|
War Over License Transfer For Buster's
By Andrea Appleton
POSTED OCT. 2, 2006
Chunks of concrete littered the parking garage at 24 Leonard Street and a pile of rubble lay in mounds out back on a weekday afternoon last month. A few men stood idly at the garage entrance. Eric Ness surveyed the cavernous space. “I’m getting married in two months,” he said, arms folded across his chest, “and I just started collecting unemployment for the first time in my life.”
|
Ness is the former general manager of Buster’s Garage, a bar at 180 West Broadway that, along with Diablo’s Cantina next door, closed in August to make way for a residential building that will go up on the site. At the time, it did not occur to Ness and his coworkers that their jobs were in jeopardy. After all, the bar, owned by Ross Provenzano, was to move just around the corner, into a converted part of the parking garage on Leonard Street, also owned by Provenzano. All they needed to do was transfer the bar’s liquor license to a new location a few feet away.
|
 |
|
It was a bureaucratic detail that has provoked a fierce battle.
On one side are the owners, employees and patrons of the sports bar, a two-story space that featured “Bucket O’ Beers” specials, $10 all-you-can-drink happy hours, and private parties with open-bar packages known as “lube jobs.”
On the other side are the neighbors, most of whom live next to the garage at 18 Leonard St. Until relations recently soured, many of them leased parking spaces from Provenzano.
The residents are fighting the liquor license transfer every step of the way, saying their block is not an appropriate location for a sports bar. They worry that the bar will be loud and overflowing with drunken patrons. They say Leonard Street is too narrow to handle extra traffic, and that cigarette smoke from the designated smoking area out back will drift into their windows. They say the old location was disruptive enough, and the move will only make matters worse.
|
A public affairs officer from the 1st Precinct said that no arrests had ever been made at the old Buster’s, but that the police did sometimes receive complaints on days of major sporting events.
At a meeting of Community Board 1’s Tribeca Committee last month, Donna Ferrato, condo president of 25 Leonard St., spoke out, directly to Buster’s representatives.
“You will not get away with this,” she said. “We will organize and the results will not be pretty.”
|
 |
|
True to their word, the residents have banded together under the leadership of Kris Brown, president of 18 Leonard Street, known as the Juilliard Building.

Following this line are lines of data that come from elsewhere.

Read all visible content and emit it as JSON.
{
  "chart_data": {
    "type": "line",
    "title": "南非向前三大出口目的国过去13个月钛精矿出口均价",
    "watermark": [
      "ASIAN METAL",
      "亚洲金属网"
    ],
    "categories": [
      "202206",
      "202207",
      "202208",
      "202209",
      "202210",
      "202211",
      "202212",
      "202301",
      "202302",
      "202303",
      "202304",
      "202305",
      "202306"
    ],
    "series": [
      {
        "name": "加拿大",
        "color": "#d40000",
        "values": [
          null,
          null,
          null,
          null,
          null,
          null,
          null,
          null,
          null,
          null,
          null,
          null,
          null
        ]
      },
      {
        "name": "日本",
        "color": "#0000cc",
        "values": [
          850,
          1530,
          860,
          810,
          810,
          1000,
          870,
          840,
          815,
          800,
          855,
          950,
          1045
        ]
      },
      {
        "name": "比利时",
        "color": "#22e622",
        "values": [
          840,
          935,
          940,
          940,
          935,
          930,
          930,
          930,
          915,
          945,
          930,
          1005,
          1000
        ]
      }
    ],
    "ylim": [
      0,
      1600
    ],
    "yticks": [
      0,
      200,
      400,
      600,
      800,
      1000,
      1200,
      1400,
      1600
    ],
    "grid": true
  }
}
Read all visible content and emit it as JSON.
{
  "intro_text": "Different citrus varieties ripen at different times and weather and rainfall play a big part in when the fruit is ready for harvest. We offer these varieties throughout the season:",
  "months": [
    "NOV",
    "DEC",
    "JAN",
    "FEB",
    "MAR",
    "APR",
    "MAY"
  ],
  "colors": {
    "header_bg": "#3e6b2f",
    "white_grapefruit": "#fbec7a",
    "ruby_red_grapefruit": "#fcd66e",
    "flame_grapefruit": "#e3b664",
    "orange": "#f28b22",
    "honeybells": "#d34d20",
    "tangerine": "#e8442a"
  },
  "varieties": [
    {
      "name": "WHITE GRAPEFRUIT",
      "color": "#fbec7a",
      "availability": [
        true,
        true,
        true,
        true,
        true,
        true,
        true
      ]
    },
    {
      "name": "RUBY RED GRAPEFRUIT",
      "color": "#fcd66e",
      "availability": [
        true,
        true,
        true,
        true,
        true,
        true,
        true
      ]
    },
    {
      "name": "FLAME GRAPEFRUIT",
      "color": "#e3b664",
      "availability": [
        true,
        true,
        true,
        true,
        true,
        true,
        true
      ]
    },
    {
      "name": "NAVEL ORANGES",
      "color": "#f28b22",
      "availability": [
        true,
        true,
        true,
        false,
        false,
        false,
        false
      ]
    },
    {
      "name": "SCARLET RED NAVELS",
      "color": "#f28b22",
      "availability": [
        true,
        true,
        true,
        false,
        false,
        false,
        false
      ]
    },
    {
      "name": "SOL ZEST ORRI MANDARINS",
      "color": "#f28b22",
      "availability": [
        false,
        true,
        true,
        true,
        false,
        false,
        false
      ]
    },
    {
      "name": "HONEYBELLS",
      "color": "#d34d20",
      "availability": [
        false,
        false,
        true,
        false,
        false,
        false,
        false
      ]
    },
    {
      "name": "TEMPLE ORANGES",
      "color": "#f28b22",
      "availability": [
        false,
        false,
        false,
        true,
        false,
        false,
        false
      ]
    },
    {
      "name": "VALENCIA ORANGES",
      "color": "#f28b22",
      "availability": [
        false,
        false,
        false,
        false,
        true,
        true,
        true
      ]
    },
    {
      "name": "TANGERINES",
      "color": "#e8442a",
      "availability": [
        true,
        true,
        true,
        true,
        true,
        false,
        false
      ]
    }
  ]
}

They’ve flooded the State Liquor Authority with letters, and on Sept. 27, representatives from eight neighboring condominiums agreed to retain a lawyer with expertise in fighting liquor licenses, at an estimated cost of up to $20,000. They also may hire a traffic expert to evaluate congestion on Leonard Street.
|
Provenzano is incensed by the opposition. “After 9/11, everybody and their mother wanted us down here,” he told the Trib as he stood outside the garage. “And now they’re afraid their kids are going to get hit by cars.” He pointed out that the area is zoned as commercial, not residential. That aside, Buster’s representatives said they were willing to make concessions, such as installing soundproofing and revising plans for the smoking area. But many neighbors say the only good bar on their block is no bar at all.
|
 |
|
“There is definitely a ‘nimby’ element, don’t get me wrong,” said Brown. “But I’m opposed to it not just because it’s right next to my home. It’s just not a good location. It’s a quiet residential street.” Brown added that it was Provenzano who chose to sell the bar’s previous location to a developer. “As far as I’m concerned, they put their own employees out of work.”
At a meeting of the full community board on Sept. 19, dozens came to support one side or the other and more than 30 spoke, about evenly split for and against the Buster’s plan. But no board member voted for it. Two abstained.
Provenzano was livid. “It was a foregone conclusion,” he said after nearly tussling with a board member in the hallway following the vote. “Where’s the community vote? Do you have to be on the board to have that vote?”
Provenzano must now go before the State Liquor Authority, where a final decision will be rendered. No hearing date is set, but residents are bracing for a fresh skirmish and Buster’s isn’t backing down.
“We’re not going away,” Ness said. “The community board is only advisory.”